In December 2003, the parties incorporated a company where the parties were equal shareholders, however the respondent was the sole director and sole employee. The appellant undertook banking and administrative roles for the company and had access to the company’s bank account. The respondent generated the income of the company by completing skilled work as a tradesman. The primary judge found that the only reason the company was established was because the respondent was a tradesman who was previously operating as a sole trader and he needed to establish a company to undertake work for another company. All costs and outgoings for the respondent’s Property 1 were met from the company bank account.
The appellant worked in a retail business and did not contribute her income earned from her employment into either the respondent’s bank account or the company’s bank account.

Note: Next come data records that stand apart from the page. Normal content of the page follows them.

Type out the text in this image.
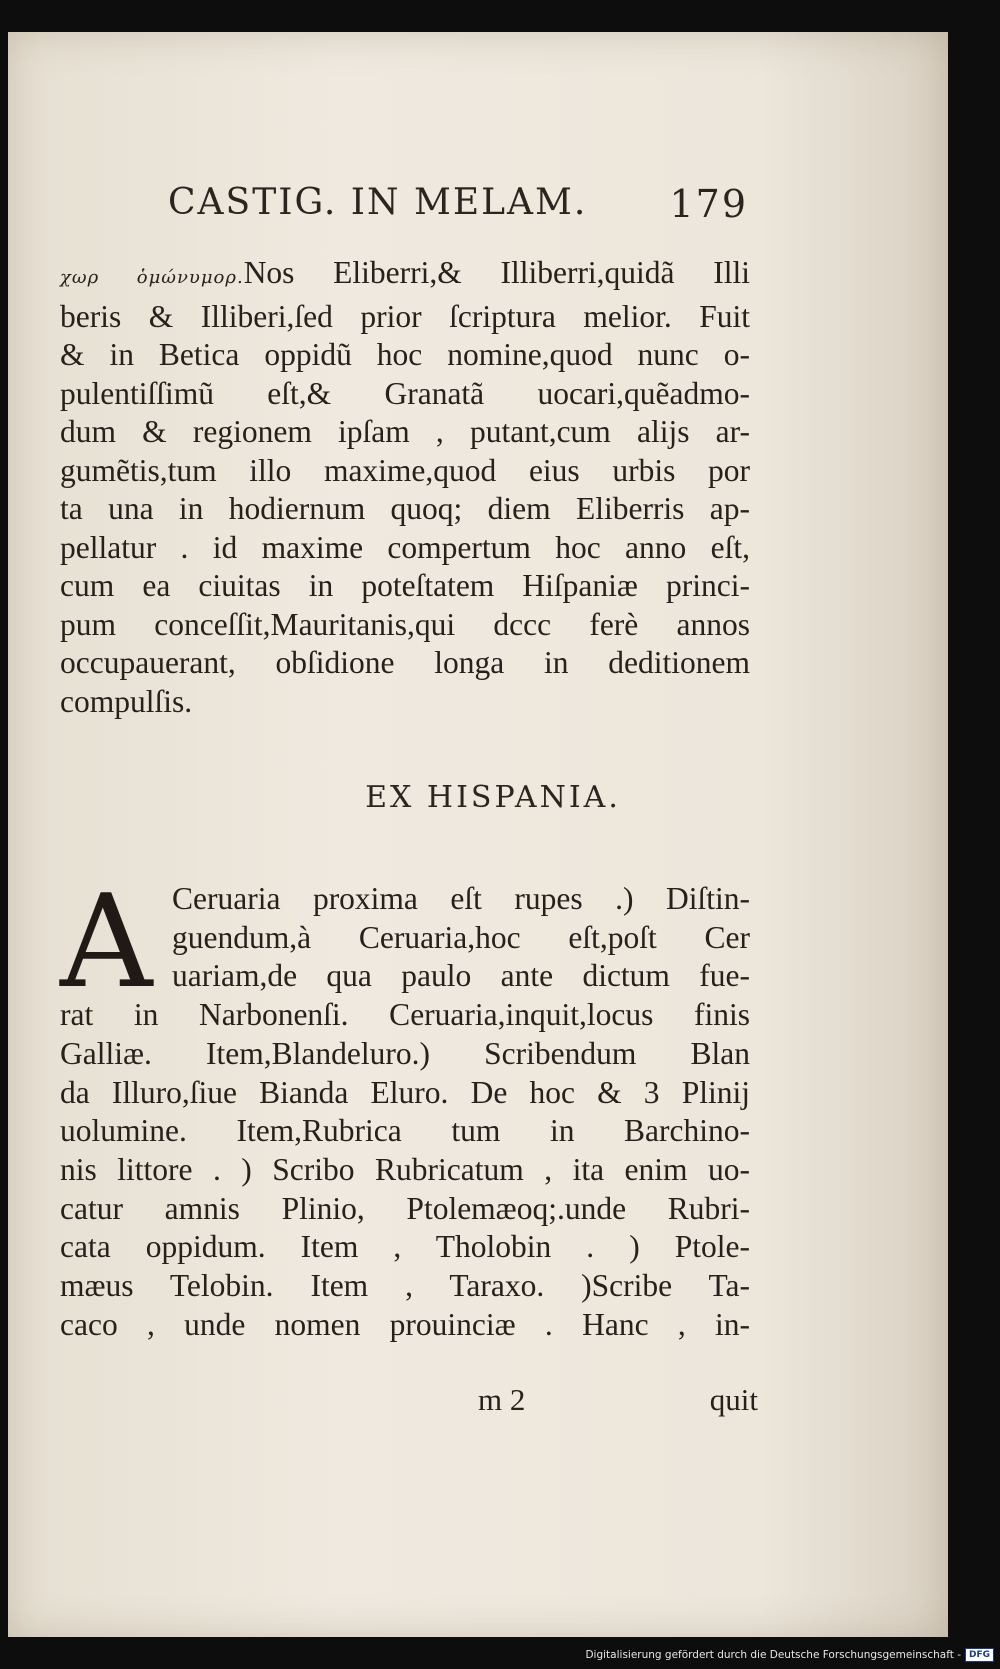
CASTIG. IN MELAM. 179
χωρ ὁμώνυμορ.Nos Eliberri,& Illiberri,quidã Illi
beris & Illiberi,ſed prior ſcriptura melior. Fuit
& in Betica oppidũ hoc nomine,quod nunc o-
pulentiſſimũ eſt,& Granatã uocari,quẽadmo-
dum & regionem ipſam , putant,cum alijs ar-
gumẽtis,tum illo maxime,quod eius urbis por
ta una in hodiernum quoq; diem Eliberris ap-
pellatur . id maxime compertum hoc anno eſt,
cum ea ciuitas in poteſtatem Hiſpaniæ princi-
pum conceſſit,Mauritanis,qui dccc ferè annos
occupauerant, obſidione longa in deditionem
compulſis.
EX HISPANIA.
A Ceruaria proxima eſt rupes .) Diſtin-
guendum,à Ceruaria,hoc eſt,poſt Cer
uariam,de qua paulo ante dictum fue-
rat in Narbonenſi. Ceruaria,inquit,locus finis
Galliæ. Item,Blandeluro.) Scribendum Blan
da Illuro,ſiue Bianda Eluro. De hoc & 3 Plinij
uolumine. Item,Rubrica tum in Barchino-
nis littore . ) Scribo Rubricatum , ita enim uo-
catur amnis Plinio, Ptolemæoq;.unde Rubri-
cata oppidum. Item , Tholobin . ) Ptole-
mæus Telobin. Item , Taraxo. )Scribe Ta-
caco , unde nomen prouinciæ . Hanc , in-
m 2	quit
Digitalisierung gefördert durch die Deutsche Forschungsgemeinschaft - DFG
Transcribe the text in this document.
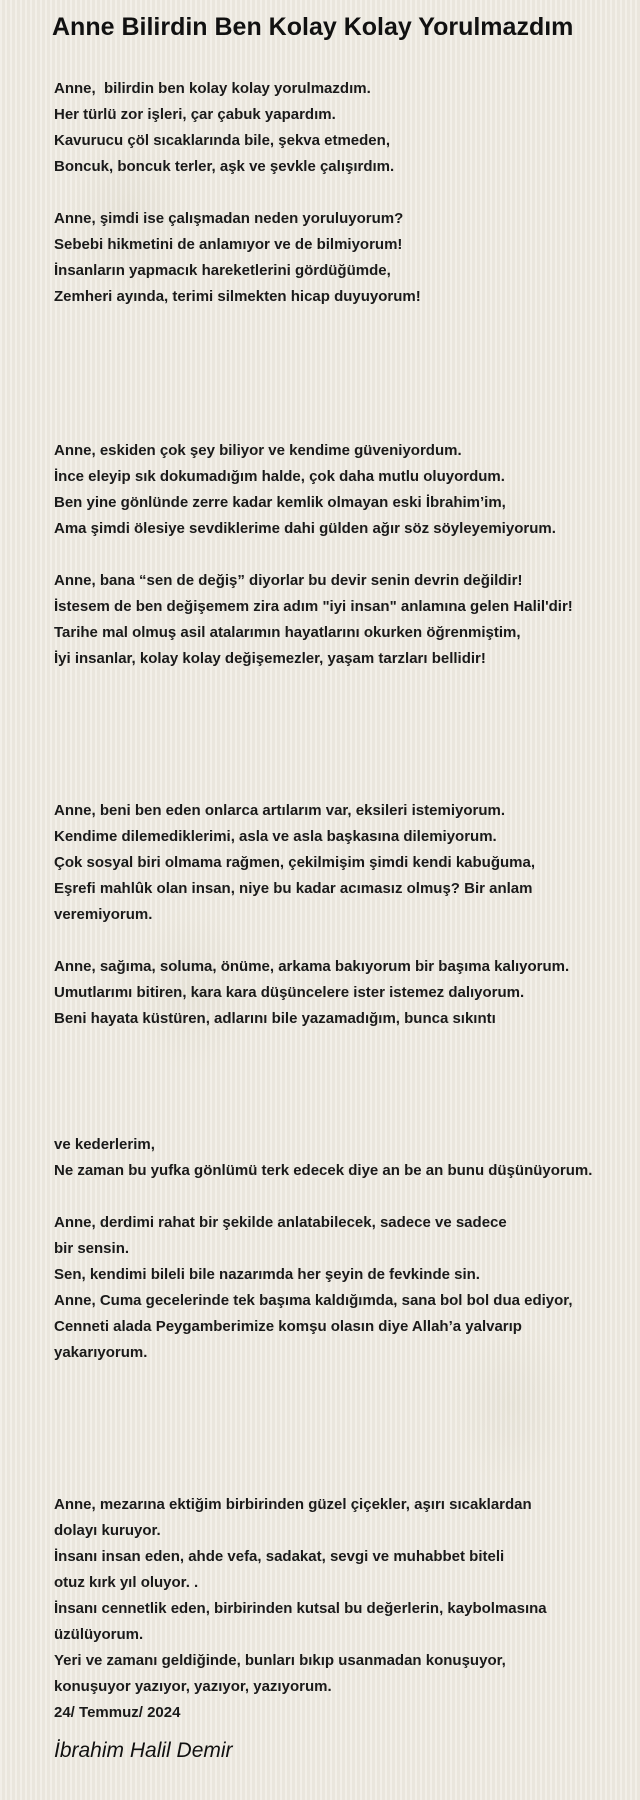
Anne Bilirdin Ben Kolay Kolay Yorulmazdım
Anne,  bilirdin ben kolay kolay yorulmazdım.
Her türlü zor işleri, çar çabuk yapardım.
Kavurucu çöl sıcaklarında bile, şekva etmeden,
Boncuk, boncuk terler, aşk ve şevkle çalışırdım.
Anne, şimdi ise çalışmadan neden yoruluyorum?
Sebebi hikmetini de anlamıyor ve de bilmiyorum!
İnsanların yapmacık hareketlerini gördüğümde,
Zemheri ayında, terimi silmekten hicap duyuyorum!
Anne, eskiden çok şey biliyor ve kendime güveniyordum.
İnce eleyip sık dokumadığım halde, çok daha mutlu oluyordum.
Ben yine gönlünde zerre kadar kemlik olmayan eski İbrahim’im,
Ama şimdi ölesiye sevdiklerime dahi gülden ağır söz söyleyemiyorum.
Anne, bana “sen de değiş” diyorlar bu devir senin devrin değildir!
İstesem de ben değişemem zira adım "iyi insan" anlamına gelen Halil'dir!
Tarihe mal olmuş asil atalarımın hayatlarını okurken öğrenmiştim,
İyi insanlar, kolay kolay değişemezler, yaşam tarzları bellidir!
Anne, beni ben eden onlarca artılarım var, eksileri istemiyorum.
Kendime dilemediklerimi, asla ve asla başkasına dilemiyorum.
Çok sosyal biri olmama rağmen, çekilmişim şimdi kendi kabuğuma,
Eşrefi mahlûk olan insan, niye bu kadar acımasız olmuş? Bir anlam
veremiyorum.
Anne, sağıma, soluma, önüme, arkama bakıyorum bir başıma kalıyorum.
Umutlarımı bitiren, kara kara düşüncelere ister istemez dalıyorum.
Beni hayata küstüren, adlarını bile yazamadığım, bunca sıkıntı
ve kederlerim,
Ne zaman bu yufka gönlümü terk edecek diye an be an bunu düşünüyorum.
Anne, derdimi rahat bir şekilde anlatabilecek, sadece ve sadece
bir sensin.
Sen, kendimi bileli bile nazarımda her şeyin de fevkinde sin.
Anne, Cuma gecelerinde tek başıma kaldığımda, sana bol bol dua ediyor,
Cenneti alada Peygamberimize komşu olasın diye Allah’a yalvarıp
yakarıyorum.
Anne, mezarına ektiğim birbirinden güzel çiçekler, aşırı sıcaklardan
dolayı kuruyor.
İnsanı insan eden, ahde vefa, sadakat, sevgi ve muhabbet biteli
otuz kırk yıl oluyor. .
İnsanı cennetlik eden, birbirinden kutsal bu değerlerin, kaybolmasına
üzülüyorum.
Yeri ve zamanı geldiğinde, bunları bıkıp usanmadan konuşuyor,
konuşuyor yazıyor, yazıyor, yazıyorum.
24/ Temmuz/ 2024
İbrahim Halil Demir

The appellant sought a property adjustment in her favour from the respondent’s property.
Outcome
At the time of separation, the appellant retained Property 2, and the respondent retained Property 1 which was still subject to the same debt that existed at the commencement of cohabitation.
The court determined that it would not be just and equitable to make an order altering the property interests of either party. In making this determination, the Court considered the following facts and circumstances of the parties:
-
That each party was free to deal with their assets as they pleased.
-
The primary judge found that the appellant dealt with Property 2 as she saw fit, without recourse to the respondent and without his knowledge. This included drawing down on the loan secured against Property 2 to lend monies to her son.
-
The parties did not intermingle their financial affairs.
-
The parties did not operate a personal joint bank account during the relationship, did not acquire real estate jointly or obtain any joint loans, and did not discuss how they would manage their financial affairs.
-
There was no evidence that the parties made any future plans for their life together. There was no evidence that the parties executed mutual wills, named each other as beneficiaries on their superannuation policies, or took out life insurances naming the other as a beneficiary.
-
The parties each dealt with their own real property, being their single biggest asset, free of consultation or consideration of the other party.
-
The appellant had the benefit of occupation of the respondent’s home rent free while making her own home available for use to her son.
-
Each party contributed by undertaking homemaking responsibilities.
Takeaways
The court revisited the principle set out in Bevan, stating that there must be “separate consideration of whether it is just and equitable to make any order altering property interests before the need to consider the extent which existing interests are to be altered and the manner in which that is to be done.”
In determining whether an alteration of property interests is “just and equitable” the High Court highlighted its power to apply judicial discretion in Stanford where “the expression of ‘just and equitable’ is a qualitative description of a conclusion reached after examination of a range of potentially competing considerations.”
This decision puts paid to the perception of the family law jurisdiction that “everyone gets a prize” and particularly in circumstances of a long relationship such as 15 years. The Court determined that there must be a principled basis for altering a parties legal and equitable interests in property and the manner in which the party's conducted their financial affairs during the relationship is relevant to this consideration.